Palestinians plan another tent village

Israeli police forces evict a Palestinian activist from an area known as E1 in the West Bank, January 13, 2012.

Palestinian activists have devised plans to set up another tent village in the occupied Palestinian territories as a sign of protest against Israel’s settlement policies.

The exact location of the planned tent village has not been announced yet, but it is expected to be set up at the site of Israel’s future settlement projects, referred to by the Israelis as E1.

The move came following a forced evacuation of some 200 Palestinian and foreign activists, who had set up makeshift tents in the Israel-occupied Palestinian territory of the West Bank on Friday to confront a recent Israeli plan to construct new settlement units in the area.

It is the second time that the pro-Palestine activists are using the tactic to protest against Tel Aviv’s settlement construction policies.

On Sunday, Israeli forces attacked the activists’ tent camp and forcibly evacuated them.

Palestinian protesters said that at least six activists were wounded in the attack.

UN Secretary-General Ban Ki-moon on Monday slammed Israel’s attack on peaceful Palestinian protesters, calling the protest non-violent. Ban reiterated that the Palestinians reserve the right to stage peaceful demonstrations, urging Israel to respect the inalienable right of the Palestinian people.

The UN chief also called on Israeli Prime Minister Benjamin Netanyahu to abandon his new plans of settlement construction in the West Bank.
Despite international condemnations, Israel has announced new plans to construct 170 new settler units and 84 “guest rooms” in the West Bank region.

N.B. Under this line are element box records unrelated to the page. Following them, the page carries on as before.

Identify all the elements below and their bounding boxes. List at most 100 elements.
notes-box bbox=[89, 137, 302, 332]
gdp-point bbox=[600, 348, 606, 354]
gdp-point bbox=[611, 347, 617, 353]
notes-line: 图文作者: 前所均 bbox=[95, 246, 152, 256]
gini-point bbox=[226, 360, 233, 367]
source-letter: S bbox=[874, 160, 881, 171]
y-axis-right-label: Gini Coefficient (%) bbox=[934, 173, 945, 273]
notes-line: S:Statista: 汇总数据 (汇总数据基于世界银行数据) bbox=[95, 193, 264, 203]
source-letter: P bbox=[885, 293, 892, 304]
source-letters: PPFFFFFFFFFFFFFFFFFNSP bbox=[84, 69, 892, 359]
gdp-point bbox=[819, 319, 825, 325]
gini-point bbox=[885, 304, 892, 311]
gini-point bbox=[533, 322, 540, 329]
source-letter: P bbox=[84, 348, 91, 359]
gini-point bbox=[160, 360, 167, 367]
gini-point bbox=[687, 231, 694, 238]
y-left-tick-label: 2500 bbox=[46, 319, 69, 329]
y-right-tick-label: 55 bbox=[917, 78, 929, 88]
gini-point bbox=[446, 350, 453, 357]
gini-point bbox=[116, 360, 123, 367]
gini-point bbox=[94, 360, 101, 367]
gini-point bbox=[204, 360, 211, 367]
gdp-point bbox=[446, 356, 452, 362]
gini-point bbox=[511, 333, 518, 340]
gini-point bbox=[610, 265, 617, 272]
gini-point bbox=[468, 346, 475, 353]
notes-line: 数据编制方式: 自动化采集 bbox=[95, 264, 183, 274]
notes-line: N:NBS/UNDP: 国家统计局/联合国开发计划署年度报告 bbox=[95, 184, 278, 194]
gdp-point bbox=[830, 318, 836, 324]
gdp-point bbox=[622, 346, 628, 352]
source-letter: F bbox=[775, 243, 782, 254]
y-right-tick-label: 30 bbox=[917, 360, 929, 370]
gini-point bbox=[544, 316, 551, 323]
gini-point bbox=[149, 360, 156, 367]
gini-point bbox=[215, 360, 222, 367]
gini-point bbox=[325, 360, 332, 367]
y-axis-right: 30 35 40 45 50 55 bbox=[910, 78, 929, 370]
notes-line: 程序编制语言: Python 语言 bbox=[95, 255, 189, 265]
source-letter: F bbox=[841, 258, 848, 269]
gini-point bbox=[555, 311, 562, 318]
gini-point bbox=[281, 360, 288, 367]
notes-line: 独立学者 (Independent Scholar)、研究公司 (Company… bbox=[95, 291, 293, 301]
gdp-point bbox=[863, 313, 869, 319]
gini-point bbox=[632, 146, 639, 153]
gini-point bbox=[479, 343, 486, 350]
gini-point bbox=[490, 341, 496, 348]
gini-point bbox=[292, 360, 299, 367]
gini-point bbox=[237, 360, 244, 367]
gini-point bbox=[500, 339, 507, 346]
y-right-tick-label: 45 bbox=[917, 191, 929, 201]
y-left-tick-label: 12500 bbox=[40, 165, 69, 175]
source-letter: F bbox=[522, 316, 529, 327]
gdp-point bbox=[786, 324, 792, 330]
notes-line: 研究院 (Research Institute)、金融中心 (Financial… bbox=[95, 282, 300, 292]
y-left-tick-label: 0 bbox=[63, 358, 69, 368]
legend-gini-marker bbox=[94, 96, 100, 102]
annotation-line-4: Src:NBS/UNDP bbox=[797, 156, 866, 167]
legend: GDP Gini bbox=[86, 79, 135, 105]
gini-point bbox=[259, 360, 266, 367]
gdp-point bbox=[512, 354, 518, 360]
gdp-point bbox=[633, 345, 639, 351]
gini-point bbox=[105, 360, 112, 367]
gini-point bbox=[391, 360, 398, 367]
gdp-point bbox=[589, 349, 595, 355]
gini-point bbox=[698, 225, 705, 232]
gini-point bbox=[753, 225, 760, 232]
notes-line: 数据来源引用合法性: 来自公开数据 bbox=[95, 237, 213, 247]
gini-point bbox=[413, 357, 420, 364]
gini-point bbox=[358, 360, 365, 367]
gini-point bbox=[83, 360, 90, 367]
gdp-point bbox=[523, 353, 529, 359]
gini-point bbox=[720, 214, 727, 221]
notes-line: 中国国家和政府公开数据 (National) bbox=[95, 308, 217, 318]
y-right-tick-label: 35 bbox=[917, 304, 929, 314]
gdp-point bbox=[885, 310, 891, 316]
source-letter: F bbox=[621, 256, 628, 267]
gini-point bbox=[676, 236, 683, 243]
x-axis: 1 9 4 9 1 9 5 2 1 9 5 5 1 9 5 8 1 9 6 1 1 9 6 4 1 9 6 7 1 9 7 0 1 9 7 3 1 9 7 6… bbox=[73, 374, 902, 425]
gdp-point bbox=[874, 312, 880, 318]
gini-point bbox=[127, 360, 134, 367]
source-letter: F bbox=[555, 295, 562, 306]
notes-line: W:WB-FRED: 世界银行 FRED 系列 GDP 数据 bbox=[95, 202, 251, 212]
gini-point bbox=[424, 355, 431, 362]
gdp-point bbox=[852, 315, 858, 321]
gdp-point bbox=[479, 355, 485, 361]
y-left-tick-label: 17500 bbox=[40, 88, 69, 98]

The E1 project aims at connecting the West Bank settlement of Maale Adumim to the occupied Palestinian territory of East al-Quds (Jerusalem), about six kilometers away. The plan will cut off the northern part of the West Bank from the south.

More than half a million Israelis live in over 120 illegal settlements built since the 1967 Israeli occupation of the West Bank and East al-Quds.

The UN and most countries consider the Israeli settlements illegal because the territories were captured by Israel in the 1967 war and are hence subject to the Geneva Conventions, which forbid construction on occupied lands.